The reform could unlock an additional 80,000 new apartments in the next decade, according to EY modelling, which Property Council of Australia chief executive Mike Zorbas said would provide renters with more security and capacity to achieve savings goals.
“Of these, 8000 are affordable homes and 1200 would become available to rent in the near future,” Zorbas said.
“This is the largest induction of investment in new rental homes by a federal government in recent memory.
“Housing Minister [Clare] O’Neil has championed this rental supply. Her pragmatic approach has delivered a solution that the property, community housing and social services sectors welcome as a positive first step.”
O’Neil said that although build-to-rent was not a silver-bullet solution to the housing crisis, it would add to supply.

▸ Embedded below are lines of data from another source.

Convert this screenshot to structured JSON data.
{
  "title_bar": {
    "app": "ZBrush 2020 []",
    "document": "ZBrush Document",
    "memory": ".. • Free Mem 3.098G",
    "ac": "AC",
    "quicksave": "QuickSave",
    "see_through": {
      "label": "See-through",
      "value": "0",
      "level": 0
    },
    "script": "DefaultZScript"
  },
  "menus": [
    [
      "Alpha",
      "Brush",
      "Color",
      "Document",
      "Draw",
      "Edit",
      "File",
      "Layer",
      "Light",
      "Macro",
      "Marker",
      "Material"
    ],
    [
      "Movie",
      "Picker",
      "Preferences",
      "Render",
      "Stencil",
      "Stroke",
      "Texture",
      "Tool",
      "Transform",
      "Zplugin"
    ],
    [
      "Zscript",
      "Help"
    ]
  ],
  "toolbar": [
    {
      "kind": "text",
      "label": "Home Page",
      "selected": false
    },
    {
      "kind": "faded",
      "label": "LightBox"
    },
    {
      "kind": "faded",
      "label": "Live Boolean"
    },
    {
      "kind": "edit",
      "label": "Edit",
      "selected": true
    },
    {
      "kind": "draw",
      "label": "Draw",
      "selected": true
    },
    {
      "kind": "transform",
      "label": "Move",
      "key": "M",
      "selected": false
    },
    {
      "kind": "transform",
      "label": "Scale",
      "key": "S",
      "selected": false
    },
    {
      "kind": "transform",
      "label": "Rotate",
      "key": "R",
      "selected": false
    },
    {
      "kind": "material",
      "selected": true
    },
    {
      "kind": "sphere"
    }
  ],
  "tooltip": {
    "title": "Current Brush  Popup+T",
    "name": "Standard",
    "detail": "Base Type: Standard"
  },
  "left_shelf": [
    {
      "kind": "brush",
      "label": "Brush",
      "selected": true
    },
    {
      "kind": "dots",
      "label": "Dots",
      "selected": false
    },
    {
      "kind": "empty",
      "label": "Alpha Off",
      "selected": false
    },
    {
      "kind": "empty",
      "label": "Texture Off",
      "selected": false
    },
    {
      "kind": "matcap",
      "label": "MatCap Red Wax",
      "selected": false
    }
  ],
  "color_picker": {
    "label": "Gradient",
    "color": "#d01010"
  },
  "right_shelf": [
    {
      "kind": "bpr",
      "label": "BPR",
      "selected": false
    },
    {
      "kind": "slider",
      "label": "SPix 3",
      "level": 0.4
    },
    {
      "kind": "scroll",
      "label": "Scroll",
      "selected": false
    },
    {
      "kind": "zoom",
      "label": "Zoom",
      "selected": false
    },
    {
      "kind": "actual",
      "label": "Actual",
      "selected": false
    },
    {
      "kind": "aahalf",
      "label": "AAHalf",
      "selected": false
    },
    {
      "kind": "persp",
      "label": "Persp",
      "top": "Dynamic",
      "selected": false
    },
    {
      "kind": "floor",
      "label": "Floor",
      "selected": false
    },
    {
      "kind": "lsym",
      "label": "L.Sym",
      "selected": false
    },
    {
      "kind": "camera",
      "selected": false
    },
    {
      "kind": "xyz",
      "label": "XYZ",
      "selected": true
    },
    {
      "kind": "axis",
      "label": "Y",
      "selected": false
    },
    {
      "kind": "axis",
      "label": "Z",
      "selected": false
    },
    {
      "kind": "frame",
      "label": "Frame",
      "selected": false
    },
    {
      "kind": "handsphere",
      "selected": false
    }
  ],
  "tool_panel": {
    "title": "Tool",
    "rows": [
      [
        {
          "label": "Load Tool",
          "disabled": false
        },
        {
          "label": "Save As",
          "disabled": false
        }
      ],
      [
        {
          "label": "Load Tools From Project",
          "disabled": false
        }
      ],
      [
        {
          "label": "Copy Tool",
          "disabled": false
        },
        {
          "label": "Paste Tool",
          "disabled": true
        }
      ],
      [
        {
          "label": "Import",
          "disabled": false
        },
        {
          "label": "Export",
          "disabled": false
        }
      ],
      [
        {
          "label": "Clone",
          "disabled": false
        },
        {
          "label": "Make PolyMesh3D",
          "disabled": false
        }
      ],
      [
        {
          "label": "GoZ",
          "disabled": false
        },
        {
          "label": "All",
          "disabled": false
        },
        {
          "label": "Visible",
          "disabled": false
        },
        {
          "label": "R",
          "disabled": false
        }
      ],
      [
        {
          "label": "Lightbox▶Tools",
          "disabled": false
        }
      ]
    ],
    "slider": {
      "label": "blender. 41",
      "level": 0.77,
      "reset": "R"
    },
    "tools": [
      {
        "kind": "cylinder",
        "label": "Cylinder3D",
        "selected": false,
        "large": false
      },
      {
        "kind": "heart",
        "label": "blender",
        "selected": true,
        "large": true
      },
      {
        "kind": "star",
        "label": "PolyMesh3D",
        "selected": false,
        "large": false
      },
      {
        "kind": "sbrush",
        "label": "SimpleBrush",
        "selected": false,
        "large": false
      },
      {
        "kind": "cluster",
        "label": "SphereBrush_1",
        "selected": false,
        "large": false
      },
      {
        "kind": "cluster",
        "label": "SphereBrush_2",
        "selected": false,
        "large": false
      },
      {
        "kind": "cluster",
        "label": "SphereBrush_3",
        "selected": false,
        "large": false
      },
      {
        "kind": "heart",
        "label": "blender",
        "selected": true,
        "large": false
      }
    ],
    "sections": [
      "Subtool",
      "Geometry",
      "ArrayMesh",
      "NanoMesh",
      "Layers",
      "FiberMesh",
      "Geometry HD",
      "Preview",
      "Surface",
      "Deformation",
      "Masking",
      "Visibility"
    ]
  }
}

“I’m confident that this is a really important part of the answer to our housing problems in this country, not perfect, because nothing in life ever is but a good step forward for us,” O’Neil told the media.
The Managed Investment Trust (MIT) withholding tax concessions will be tied to five-year minimum leases, the provision of 10 per cent affordable housing and the scrapping of no-cause evictions.
Melbourne build-to-rent developer Local: Residential welcomed the news of the amended legislation and tax concessions.
“We are incredibly excited to see the Federal Government announcement for MIT made in perfect harmony with our impact housing model,” the developer said in a statement.
“When Local: announced our approach to build-to-rent in 2021, we set out to prove that impact housing and market housing can coexist as one. Now, with the announcement made today, we look forward to seeing it spread throughout the sector.”